還有好些孩子們,各個基地總工家的,礦區一些領導家的,也是你摟著我,我摟著你,跳的好歡實。
礦區這地方嘛,大多數人都能歌善舞的。
包曼麗是個專業的舞蹈家,一看外面音樂不停,蔥蒜一扔,跑出來就說:「來來來,冷奇,咱倆也跳一個吧,你不是快四步的高手?」
冷奇踩了一腳花園,說:「你個敗家娘們,不是想給胡區長當家屬嘛,趕緊給我進去做飯去,跳的什麼舞。
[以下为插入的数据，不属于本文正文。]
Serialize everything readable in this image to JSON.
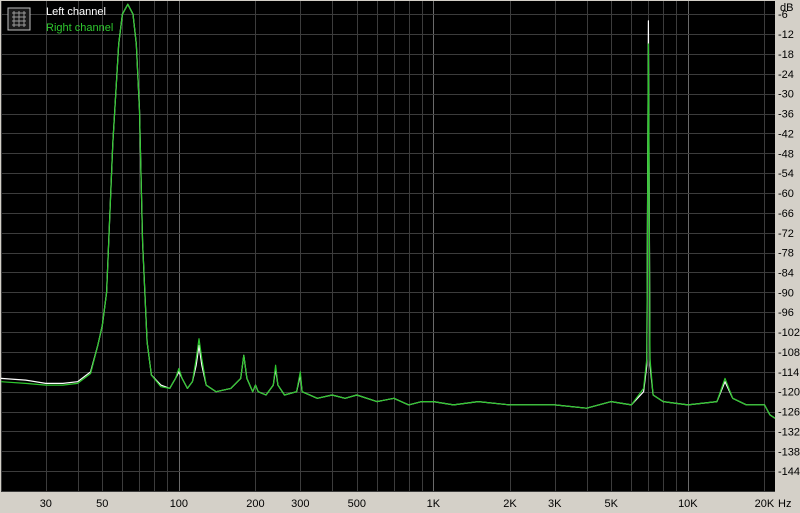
{
  "chart_data": {
    "type": "line",
    "xlabel": "Hz",
    "ylabel": "dB",
    "x_scale": "log",
    "xlim": [
      20,
      22000
    ],
    "ylim": [
      -150,
      -2
    ],
    "grid": true,
    "legend_position": "top-left",
    "x_ticks": [
      {
        "value": 30,
        "label": "30"
      },
      {
        "value": 50,
        "label": "50"
      },
      {
        "value": 100,
        "label": "100"
      },
      {
        "value": 200,
        "label": "200"
      },
      {
        "value": 300,
        "label": "300"
      },
      {
        "value": 500,
        "label": "500"
      },
      {
        "value": 1000,
        "label": "1K"
      },
      {
        "value": 2000,
        "label": "2K"
      },
      {
        "value": 3000,
        "label": "3K"
      },
      {
        "value": 5000,
        "label": "5K"
      },
      {
        "value": 10000,
        "label": "10K"
      },
      {
        "value": 20000,
        "label": "20K"
      }
    ],
    "y_ticks": [
      {
        "value": -6,
        "label": "-6"
      },
      {
        "value": -12,
        "label": "-12"
      },
      {
        "value": -18,
        "label": "-18"
      },
      {
        "value": -24,
        "label": "-24"
      },
      {
        "value": -30,
        "label": "-30"
      },
      {
        "value": -36,
        "label": "-36"
      },
      {
        "value": -42,
        "label": "-42"
      },
      {
        "value": -48,
        "label": "-48"
      },
      {
        "value": -54,
        "label": "-54"
      },
      {
        "value": -60,
        "label": "-60"
      },
      {
        "value": -66,
        "label": "-66"
      },
      {
        "value": -72,
        "label": "-72"
      },
      {
        "value": -78,
        "label": "-78"
      },
      {
        "value": -84,
        "label": "-84"
      },
      {
        "value": -90,
        "label": "-90"
      },
      {
        "value": -96,
        "label": "-96"
      },
      {
        "value": -102,
        "label": "-102"
      },
      {
        "value": -108,
        "label": "-108"
      },
      {
        "value": -114,
        "label": "-114"
      },
      {
        "value": -120,
        "label": "-120"
      },
      {
        "value": -126,
        "label": "-126"
      },
      {
        "value": -132,
        "label": "-132"
      },
      {
        "value": -138,
        "label": "-138"
      },
      {
        "value": -144,
        "label": "-144"
      }
    ],
    "series": [
      {
        "name": "Left channel",
        "color": "#ffffff",
        "points": [
          [
            20,
            -116
          ],
          [
            25,
            -116.5
          ],
          [
            30,
            -117.5
          ],
          [
            35,
            -117.5
          ],
          [
            40,
            -117
          ],
          [
            45,
            -114
          ],
          [
            48,
            -106
          ],
          [
            50,
            -100
          ],
          [
            52,
            -90
          ],
          [
            55,
            -45
          ],
          [
            58,
            -15
          ],
          [
            60,
            -6
          ],
          [
            63,
            -3
          ],
          [
            66,
            -6
          ],
          [
            68,
            -15
          ],
          [
            70,
            -35
          ],
          [
            72,
            -75
          ],
          [
            75,
            -105
          ],
          [
            78,
            -115
          ],
          [
            85,
            -118
          ],
          [
            92,
            -119
          ],
          [
            97,
            -116
          ],
          [
            100,
            -114
          ],
          [
            103,
            -116
          ],
          [
            108,
            -119
          ],
          [
            113,
            -117
          ],
          [
            117,
            -112
          ],
          [
            120,
            -106
          ],
          [
            123,
            -112
          ],
          [
            128,
            -118
          ],
          [
            140,
            -120
          ],
          [
            160,
            -119
          ],
          [
            175,
            -116
          ],
          [
            180,
            -109
          ],
          [
            185,
            -116
          ],
          [
            195,
            -120
          ],
          [
            200,
            -118
          ],
          [
            205,
            -120
          ],
          [
            220,
            -121
          ],
          [
            235,
            -118
          ],
          [
            240,
            -113
          ],
          [
            245,
            -118
          ],
          [
            260,
            -121
          ],
          [
            290,
            -120
          ],
          [
            300,
            -115
          ],
          [
            305,
            -120
          ],
          [
            350,
            -122
          ],
          [
            400,
            -121
          ],
          [
            450,
            -122
          ],
          [
            500,
            -121
          ],
          [
            600,
            -123
          ],
          [
            700,
            -122
          ],
          [
            800,
            -124
          ],
          [
            900,
            -123
          ],
          [
            1000,
            -123
          ],
          [
            1200,
            -124
          ],
          [
            1500,
            -123
          ],
          [
            2000,
            -124
          ],
          [
            2500,
            -124
          ],
          [
            3000,
            -124
          ],
          [
            4000,
            -125
          ],
          [
            5000,
            -123
          ],
          [
            6000,
            -124
          ],
          [
            6700,
            -120
          ],
          [
            6900,
            -112
          ],
          [
            7000,
            -8
          ],
          [
            7100,
            -112
          ],
          [
            7300,
            -121
          ],
          [
            8000,
            -123
          ],
          [
            10000,
            -124
          ],
          [
            13000,
            -123
          ],
          [
            14000,
            -117
          ],
          [
            15000,
            -122
          ],
          [
            17000,
            -124
          ],
          [
            20000,
            -124
          ],
          [
            21000,
            -127
          ],
          [
            22000,
            -128
          ]
        ]
      },
      {
        "name": "Right channel",
        "color": "#2ec82e",
        "points": [
          [
            20,
            -117
          ],
          [
            25,
            -117.5
          ],
          [
            30,
            -118
          ],
          [
            35,
            -118
          ],
          [
            40,
            -117.5
          ],
          [
            45,
            -114.5
          ],
          [
            48,
            -106
          ],
          [
            50,
            -100
          ],
          [
            52,
            -90
          ],
          [
            55,
            -45
          ],
          [
            58,
            -15
          ],
          [
            60,
            -6
          ],
          [
            63,
            -3
          ],
          [
            66,
            -6
          ],
          [
            68,
            -15
          ],
          [
            70,
            -35
          ],
          [
            72,
            -75
          ],
          [
            75,
            -105
          ],
          [
            78,
            -115
          ],
          [
            85,
            -118.5
          ],
          [
            92,
            -119
          ],
          [
            97,
            -116
          ],
          [
            100,
            -113
          ],
          [
            103,
            -116
          ],
          [
            108,
            -119
          ],
          [
            113,
            -117
          ],
          [
            117,
            -110
          ],
          [
            120,
            -104
          ],
          [
            123,
            -110
          ],
          [
            128,
            -118
          ],
          [
            140,
            -120
          ],
          [
            160,
            -119
          ],
          [
            175,
            -116
          ],
          [
            180,
            -109
          ],
          [
            185,
            -116
          ],
          [
            195,
            -120
          ],
          [
            200,
            -118
          ],
          [
            205,
            -120
          ],
          [
            220,
            -121
          ],
          [
            235,
            -118
          ],
          [
            240,
            -112
          ],
          [
            245,
            -118
          ],
          [
            260,
            -121
          ],
          [
            290,
            -120
          ],
          [
            300,
            -114
          ],
          [
            305,
            -120
          ],
          [
            350,
            -122
          ],
          [
            400,
            -121
          ],
          [
            450,
            -122
          ],
          [
            500,
            -121
          ],
          [
            600,
            -123
          ],
          [
            700,
            -122
          ],
          [
            800,
            -124
          ],
          [
            900,
            -123
          ],
          [
            1000,
            -123
          ],
          [
            1200,
            -124
          ],
          [
            1500,
            -123
          ],
          [
            2000,
            -124
          ],
          [
            2500,
            -124
          ],
          [
            3000,
            -124
          ],
          [
            4000,
            -125
          ],
          [
            5000,
            -123
          ],
          [
            6000,
            -124
          ],
          [
            6700,
            -119
          ],
          [
            6900,
            -110
          ],
          [
            7000,
            -15
          ],
          [
            7100,
            -110
          ],
          [
            7300,
            -121
          ],
          [
            8000,
            -123
          ],
          [
            10000,
            -124
          ],
          [
            13000,
            -123
          ],
          [
            14000,
            -116
          ],
          [
            15000,
            -122
          ],
          [
            17000,
            -124
          ],
          [
            20000,
            -124
          ],
          [
            21000,
            -127
          ],
          [
            22000,
            -128
          ]
        ]
      }
    ]
  }
}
」
包曼麗給氣的呀,瞪了冷奇一眼,走了。
怎麼說呢,冷奇自打頭一回見安娜的時候就覺得,這姑娘再乾淨,再清爽不過了。
她就是他們曾經少年時歌中那高高的谷堆,是吹著金黃麥浪的和風,是還在大院裡端著盒子炮嗶嗶嗶的時候,那最快樂的時光。
但是,她跟他是完全不搭的兩種人。
開始的時候,冷奇也想過,買兩件好衣服,搞點她喜歡的日用品腐蝕一下,然後不明不白搞一段關係。
但現在他明白了,人安娜壓根不需要那些東西。
你想,一個父母雙亡,前夫背叛,經歷過兩次鼠疫,據說在農場還差點給凍截肢,在礦區憑著一已之力生活的像模像樣的女人,她得有多強悍啊。
她看起來瘦,但是不可征服的。
「安娜,來端面啦,咱們胡區長親自抻的扯麵,有要坐屋裡的就坐屋裡,誰要想坐外頭吃,看陽光這麼好的,外面也擺一桌,直接曬著太陽吃吧。」陳麗娜一聲喊,就把冷奇給拉回現實了。
外面的一桌,吃的大多是孩子。
這不有阿書記家的兩個,還有高小冰,聶工家的幾個,還有幾個基地總工家的孩子們,湊了一大桌呢。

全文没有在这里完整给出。